Greene kidded, "Unfortunately, dances aren't a dime anymore. We need some folding money."
Lines formed quickly to dance with "taxi dancers" Miss Newport Beach (Martha Rugan in her tiara and banner), Harry Babbitt, Granger and Linn.
Babbitt, at one time a singer in Kay Kaiser's band, joined Linn in singing "Moonlight Bay."
Buckles led the crowd in a bunny-hop around the Jewel Court before the waltz contest ended the evening.
A four-day "Ski Celebration" beginning on Wednesday of last week at the Hotel Meridien in Newport Beach was the first of its kind in Orange County to help raise funds for the U.S. Ski Team.
Before the Friday night "Ski Ball" (a black-tie dinner, dance and auction), "apres-ski" activities were held on Wednesday and Thursday and open to "anyone interested in knowing about skiing."
The $10 admission fee included a drink, one-day lift tickets at participating ski areas, a viewing of resort videos, ski films and a presentation of the Calgary Olympics.

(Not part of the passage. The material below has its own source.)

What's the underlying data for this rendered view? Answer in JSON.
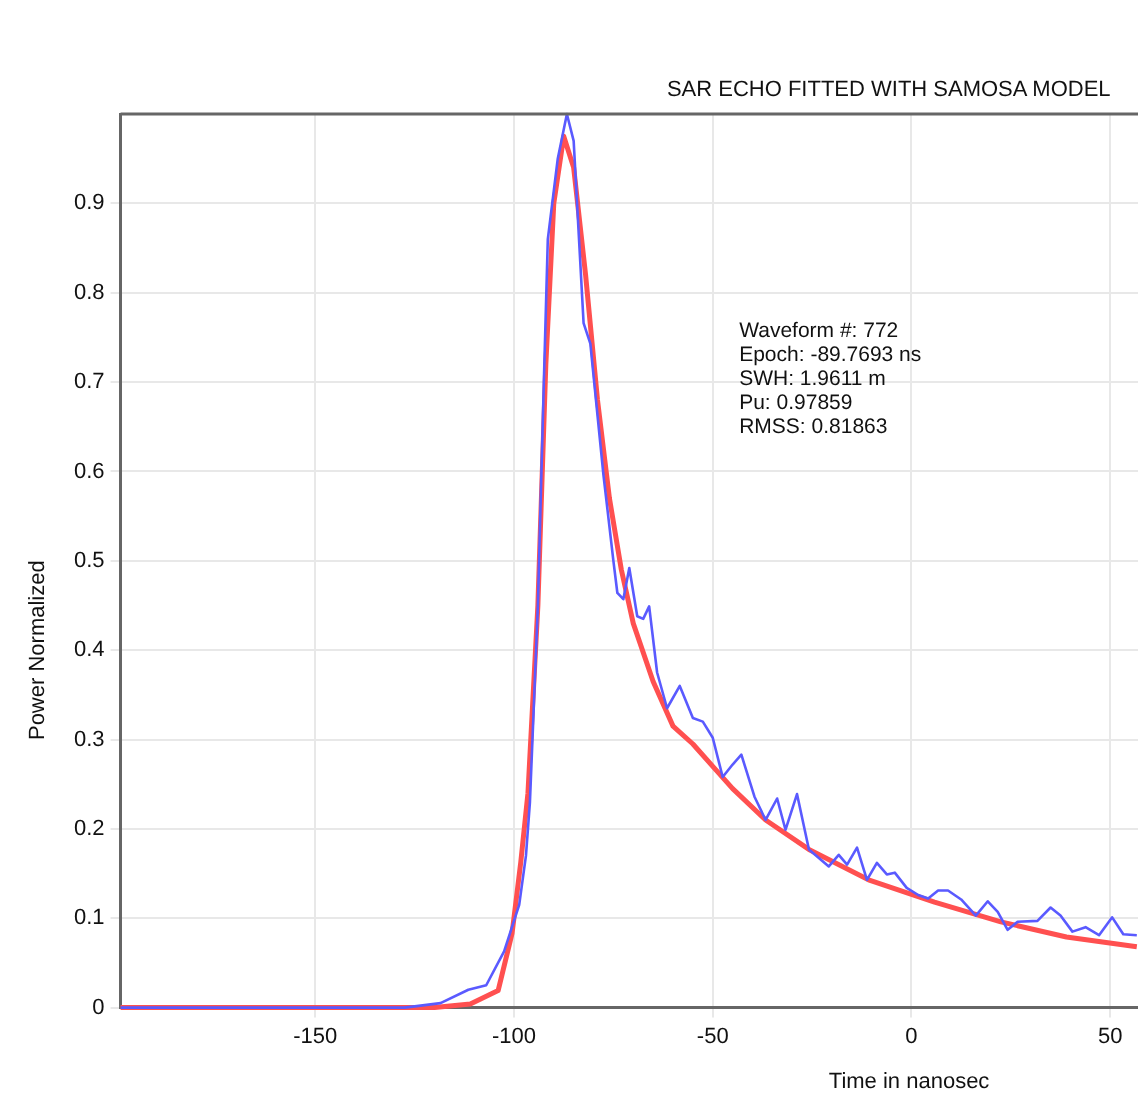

A brunch on Saturday morning, featuring ski fashions and a ski fitness demonstration, ended the celebration.
"The event was needed to increase public awareness of the financial need of the cost of year-round training for the U.S. team," said John Creel, chairman of the event, at the Friday night dinner. "The American government doesn't underwrite anything for the U.S. Ski Team."
Henri Patti, director of the team, whose headquarters is in Park City, Utah, explained future fund-raising plans.
"This is only the second event we have had this year," Patti said. "We have 21 special events like this across the country. We are excited to be here (in Newport Beach) because it is the first time a local group took the initiative to put something together."
Ruthelyn Plummer, Newport Beach mayor pro tem, welcomed the ski enthusiasts, athletes and television celebrities to the city and said, "Newport Beach might not be world famous as a sports center, but I do believe that we are very supportive of anything that moves."
The gourmet meal, combined with a live auction of ski-related items, was accompanied by Fetzer wines, the white wine appropriately called "Ski Chardonnay '86." The label depicted a downhill skier in a colorful reproduction of a painting created by Laguna Beach artist Hal Akins.
"We put this label on 10,000 cases of the wine which will be distributed nationally throughout the ski areas," said Jim Fetzer of Mendocino. He asked, "Did you know that skiers drank more wine" than any other athletes?
Akins, a Laguna Beach High School teacher and sports artist, created the artwork from a myriad of slides he received from the ski team's headquarters.